They arrived at the Western Base without further incident, and it was time to begin stashing and un-stashing things. 23 years ago, Gordon and the Lady had been here, and before they'd left, they'd hidden a few things in various places around the cabin. "Civilization money", for one. Clothes, for another. Other caches contained things they were going to need to cure meat and hide, tools in case Gordon needed to repair anything, even supplies for fixing up the shack for the next time it would be used. Unlike the Eastern Base, or The Lady's own home, this shack was covered with shingles of wood, and one of the caches contained hundreds more shingles for repairs.

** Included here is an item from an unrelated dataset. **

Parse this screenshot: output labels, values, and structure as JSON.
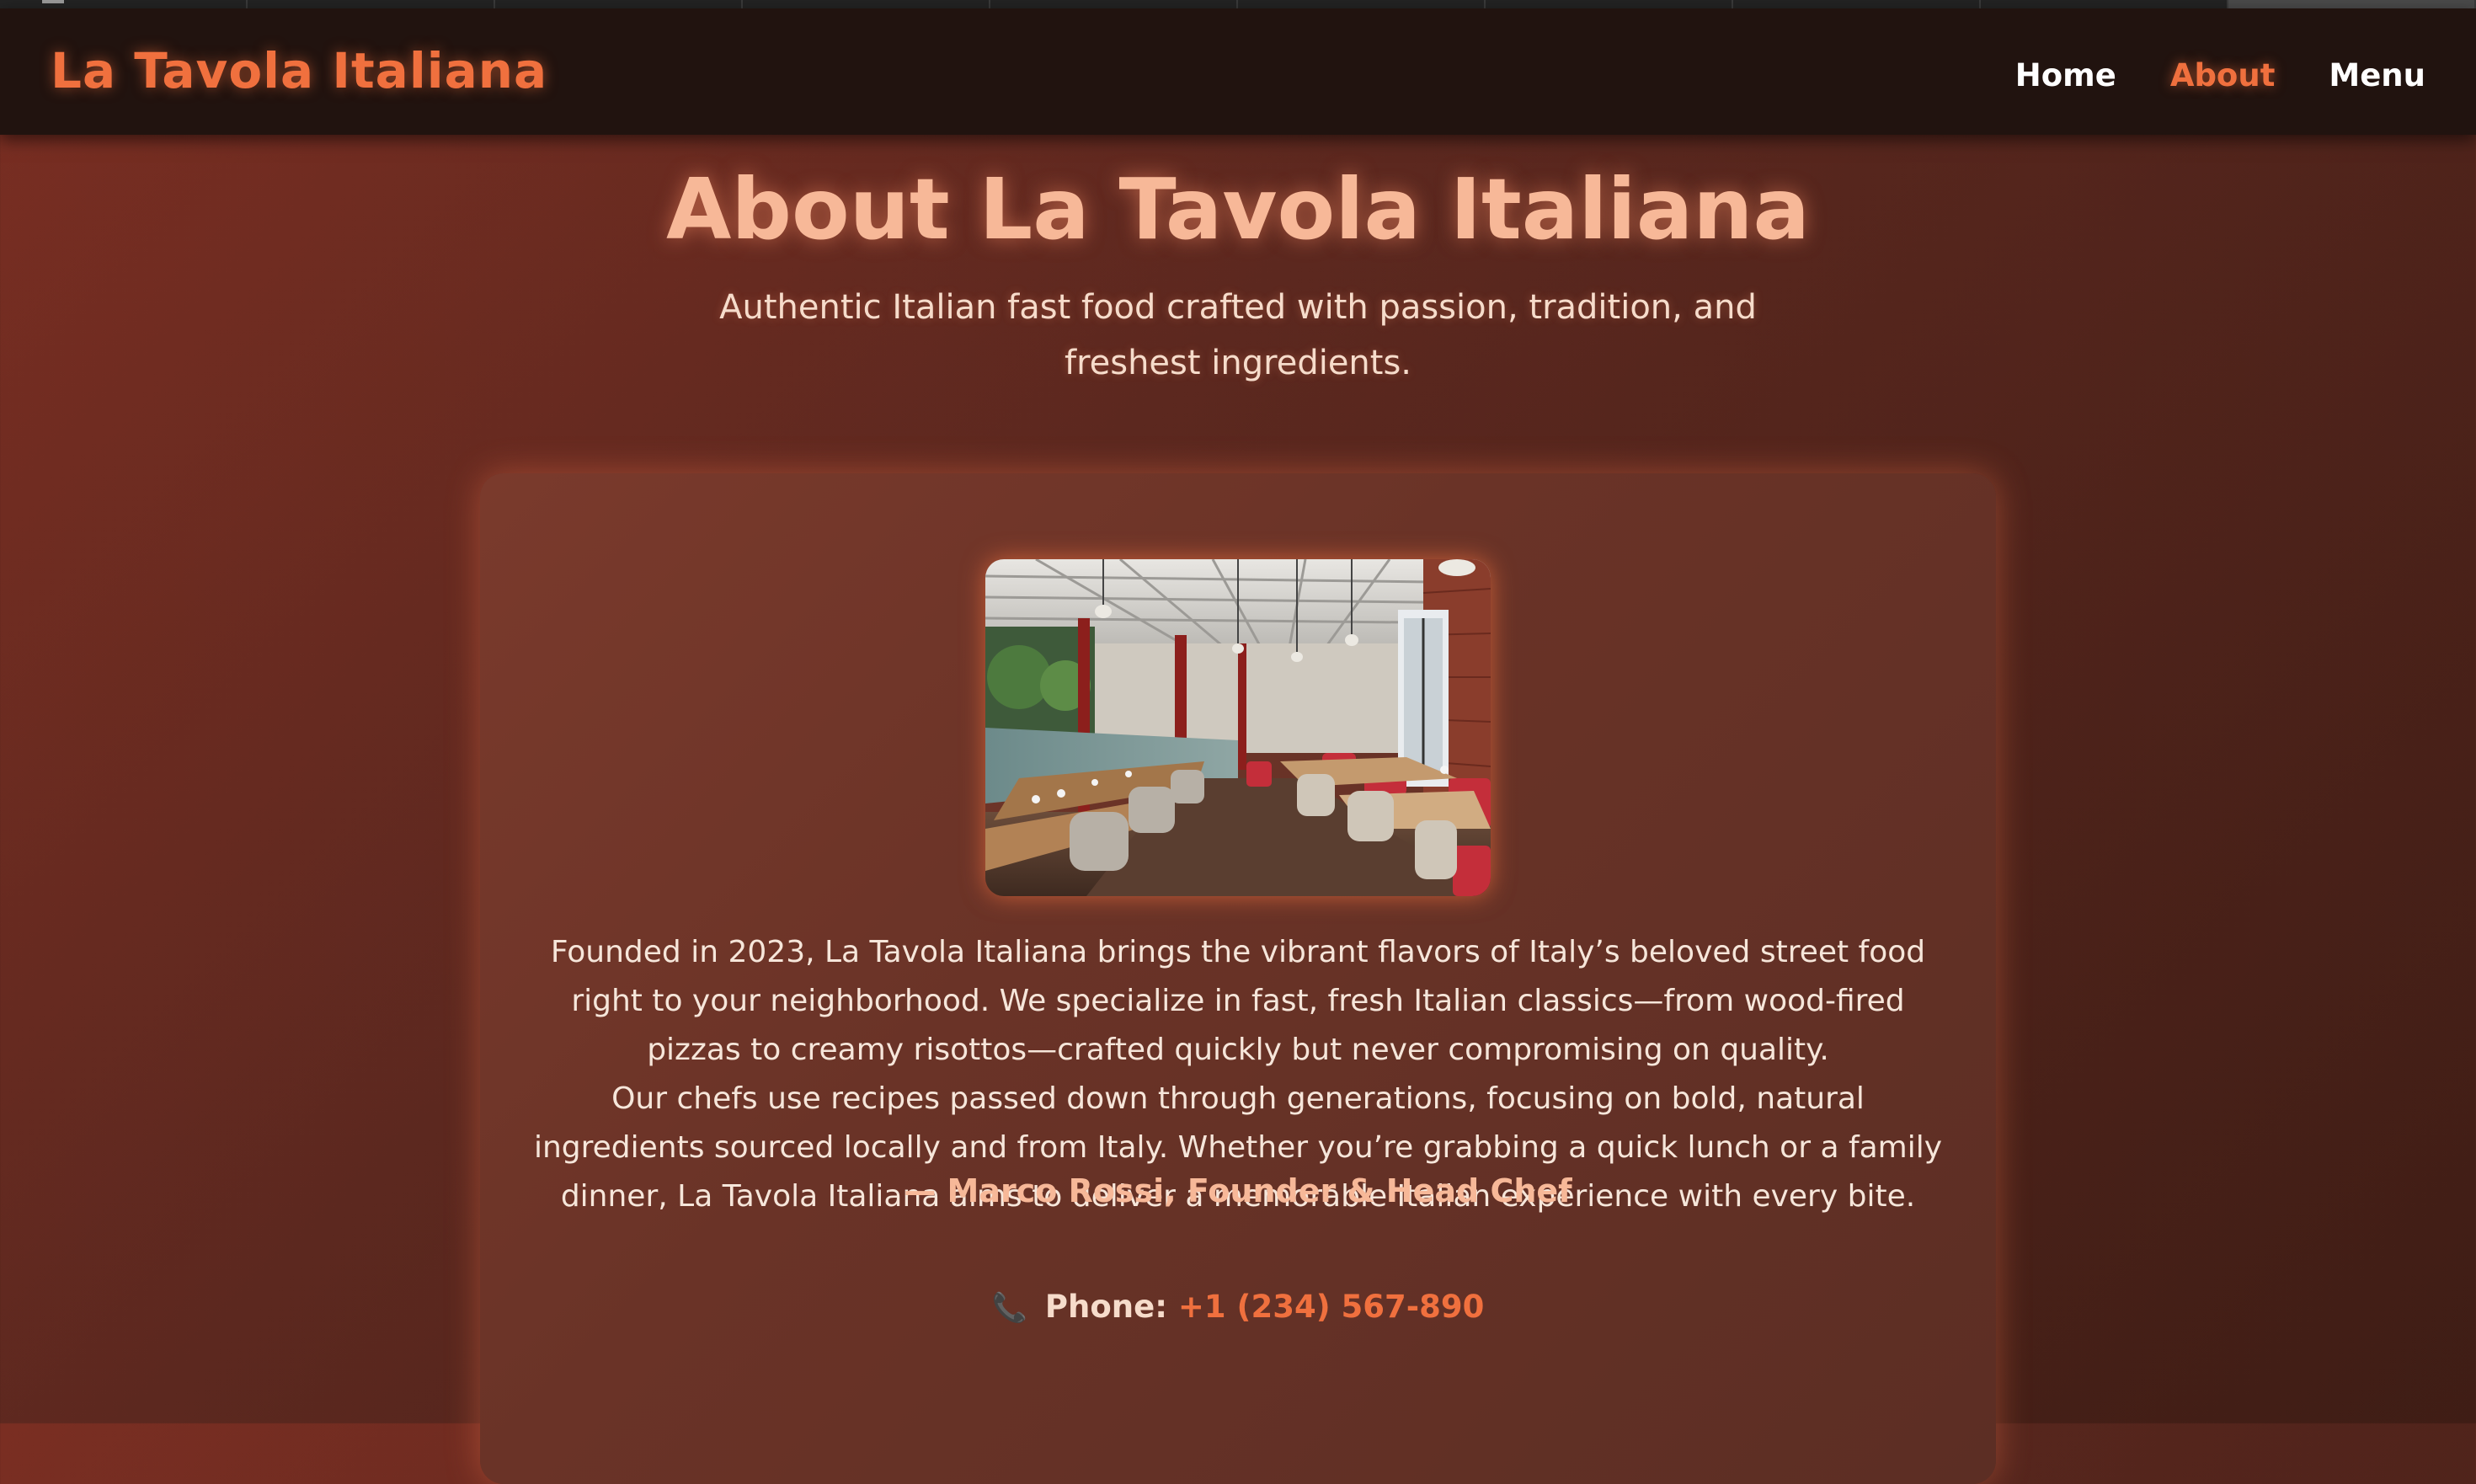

So after a couple of days of taking it easy and eating up the rest of the food they had on hand, which they were getting pretty tired of by now, the work started.
As usual, Tristan was detailed to hunt. Gordon went to work digging up caches, and preparing the things he'd need to cure and smoke whatever the wolf came back with - hides included. Taylor gathered. It was early summer, so there was no fruit on the trees yet - but there were berries. Raspberries and blue-berries and elderberries. Even Tristan developed a taste for berries. Taylor developed a taste for shingles - for drawing on them with charcoal from the fire. It wasn't the best media, and the quality of the charcoal was just awful, but it was better than nothing.
They stayed there for three weeks. The ground was too rough for their travois now, and there was no snow for a sled to ride upon, so they would have to pack their supplies on their backs. But then, in the mountains, at this time of year, and with abundant water around, they didn't need to pack as much anyway. Most of the wine-skins had been buried. They could even build fires every night, now. Compared to the Desert or the Glacier, the Western Range in summer was a cornucopia of endless food, for both predator and prey.
When they left, it was August. Teesah was 400 miles away at the time - and was about to have a revelation.
She'd been hunting in the morning. Animal-rabbits were plentiful here - but being rabbits, they preferred to stick to the brush. So she'd see them, from time to time, but every time she'd try to bring up her bow, the lower end would get caught in a bramble or bush or some damn thing - it was just too long to use in thick cover! If only it were shorter, like the one Gordon had made...
There it was again. Gordon. For someone she'd known such a short time, why did his name keep popping up? It was frustrating. She put him - and his short bow - out of her mind, and moved off into more open country. She wouldn't be likely to see as much game, but at least when she did, she'd be able to shoot at it! Besides... she wasn't really in the mood for killing rabbits. Just because.
That evening, as she was roasting a ground-hog over the fire and waxing her bowstring, she felt better than she had in ages. It had been a good day, a beautiful day, and now it was a beautiful night. The crickets were chirping, the stars were shining, she had food, water... everything was just the way she liked it. She was self-sufficient. She overcame obstacles by herself, with her own mettle. She made her own way, she answered to no one, and no one depended on her. She was Queen of all she surveyed, and it felt good to be the Queen.
Mind you - sometimes it'd be nice to have someone with which to share moments like this...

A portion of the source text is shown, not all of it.